Black women are the fastest-growing demographic in travel, yet they are the most underserved in terms of safety, and finding platforms that truly understand their experience.

“When a Black woman travels to Africa or the Caribbean, she’s not just booking a trip. She’s navigating questions about safety, about connection, about what it feels like to move through a space where she’s both at home and unfamiliar. Generic platforms don’t have answers for that. BRDRS does.”

The app will build features specifically for solo travellers and travel groups, vetted recommendations, safety-first navigation, and community tools that let you connect with other diaspora travellers on the ground. It will also factor in students.

“On the HBCU side, for many students, a trip to Ghana or Nigeria or Jamaica is the first time they’ve ever visited a country their family is from.  BRDRS gives those students the infrastructure to arrive prepared,  eSIM active before they land, wallet loaded, cultural context at their fingertips, and a safety framework that their program coordinators can customise. We want that first trip to be transformative, not logistically stressful.”

Changing misconceptions about Africa and The Caribbean

There are, unfortunately, still misconceptions about Africa and the Caribbean regarding international travel. Martin hopes the app can do that.

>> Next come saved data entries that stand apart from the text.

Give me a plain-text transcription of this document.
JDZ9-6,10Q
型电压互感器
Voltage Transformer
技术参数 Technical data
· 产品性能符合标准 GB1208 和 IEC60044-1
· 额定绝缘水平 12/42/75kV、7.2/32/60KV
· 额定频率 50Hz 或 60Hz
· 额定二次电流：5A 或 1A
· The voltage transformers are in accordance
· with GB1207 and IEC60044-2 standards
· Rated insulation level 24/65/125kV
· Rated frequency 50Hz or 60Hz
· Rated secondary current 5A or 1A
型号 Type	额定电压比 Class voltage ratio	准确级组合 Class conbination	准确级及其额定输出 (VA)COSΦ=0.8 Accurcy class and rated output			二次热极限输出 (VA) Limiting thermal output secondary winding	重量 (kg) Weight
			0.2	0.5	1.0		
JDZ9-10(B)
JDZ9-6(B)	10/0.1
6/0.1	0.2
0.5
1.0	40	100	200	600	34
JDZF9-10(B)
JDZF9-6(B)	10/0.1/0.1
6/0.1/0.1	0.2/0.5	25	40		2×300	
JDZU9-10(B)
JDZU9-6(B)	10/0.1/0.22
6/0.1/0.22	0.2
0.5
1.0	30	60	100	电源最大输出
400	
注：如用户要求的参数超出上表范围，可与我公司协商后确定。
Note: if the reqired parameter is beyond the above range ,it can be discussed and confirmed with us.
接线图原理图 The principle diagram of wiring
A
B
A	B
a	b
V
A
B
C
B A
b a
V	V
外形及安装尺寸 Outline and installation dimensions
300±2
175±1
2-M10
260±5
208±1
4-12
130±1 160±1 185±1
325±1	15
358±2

“People have been conditioned to think travelling to Africa or the Caribbean requires extra preparation, extra caution, extra everything. And a lot of that is just the infrastructure gap, when the infrastructure doesn’t exist, the experience feels harder than it is.”

For Martins, borderless travel is personal. “It’s the ability to belong everywhere you have roots. I have roots in Atlanta. I have roots in Lagos. I have roots in the Caribbean.” She hopes that the app can reduce the financial, logistical and cultural barriers to travelling.

“Borderless means that friction disappears. It means every member of the diaspora can move through the world with the same ease as someone who was never told their home was hard to get to. That’s what BRDRS is for. That’s what we’re building.”